Consider the nondecreasing vector $v=(1,1,\ldots,1)$. It's not too hard to show that two nondecreasing nonzero vectors orthogonal to $v$ must have a positive inner product. Here is a proof.

Let $a=(a_1,\ldots, a_n)$ and $b=(b_1,\ldots, b_n)$ be orthogonal to $v$. Suppose that $a_j$ is the last negative entry of $a$ and $b_k$ is the last negative entry of $b$, for $k>j$. Then

\begin{equation}\sum_{i=1}^j |a_ib_i| \ge \sum_{i=1}^j |a_i b_{j+1}| \ge \sum_{i=j+1}^k |a_ib_{j+1}|\ge \sum_{i=j+1}^k |a_ib_i|\end{equation}

But the sum defining the inner product is

\begin{equation}\sum_{i=1}^j |a_ib_i| - \sum_{i=j+1}^k |a_ib_i| + \sum_{i=k+1}^n |a_ib_i|\end{equation}

So this is nonzero as long as $a_n$ and $b_n$ are nonzero; since $a$ and $b$ are orthogonal to $v$, $a_n$ is zero if and only if $a$ is zero, and likewise for $b.$

Now, a generic nondecreasing vector is of the form $av+u$ for $u$ nondecreasing and orthogonal to $v$.
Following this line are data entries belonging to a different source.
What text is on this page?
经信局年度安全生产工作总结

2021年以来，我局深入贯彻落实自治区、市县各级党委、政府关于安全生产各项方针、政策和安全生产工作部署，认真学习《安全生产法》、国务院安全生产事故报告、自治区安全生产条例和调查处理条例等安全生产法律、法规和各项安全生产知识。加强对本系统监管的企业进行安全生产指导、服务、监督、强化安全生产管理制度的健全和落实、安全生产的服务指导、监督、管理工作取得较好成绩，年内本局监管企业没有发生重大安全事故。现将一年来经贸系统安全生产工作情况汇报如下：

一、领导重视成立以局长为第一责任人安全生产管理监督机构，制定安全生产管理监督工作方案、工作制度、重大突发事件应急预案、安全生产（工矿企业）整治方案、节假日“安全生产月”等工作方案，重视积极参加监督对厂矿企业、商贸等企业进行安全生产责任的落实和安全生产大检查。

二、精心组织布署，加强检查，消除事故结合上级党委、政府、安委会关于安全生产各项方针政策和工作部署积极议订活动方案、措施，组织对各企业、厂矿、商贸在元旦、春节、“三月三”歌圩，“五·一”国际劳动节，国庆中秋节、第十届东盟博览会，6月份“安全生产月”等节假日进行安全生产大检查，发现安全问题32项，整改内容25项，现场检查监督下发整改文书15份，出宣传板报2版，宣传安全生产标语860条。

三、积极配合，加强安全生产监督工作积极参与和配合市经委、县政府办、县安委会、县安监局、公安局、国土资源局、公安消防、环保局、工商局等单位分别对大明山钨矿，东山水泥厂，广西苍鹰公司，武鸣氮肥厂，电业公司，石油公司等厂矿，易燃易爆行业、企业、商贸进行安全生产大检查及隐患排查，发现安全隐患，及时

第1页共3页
Assume we have three mutually orthogonal nonzero nondecreasing vectors $v_i= a_i v +u_i$ for $i\in\{1,2,3\}$. No more than one $u_i$ can be zero; suppose $u_1$ and $u_2$ are nonzero. Then $a_1$ and $a_2$ must have opposite signs for $v_1$ and $v_2$ to be orthogonal (in particular, neither can be zero). Now $u_3$ cannot be zero because then $v_3$ would not be orthogonal to $v_1$ or $v_2$. Then by the same argument, $a_3$ must have a sign opposite to both $a_1$ and $a_2$, a contradiction.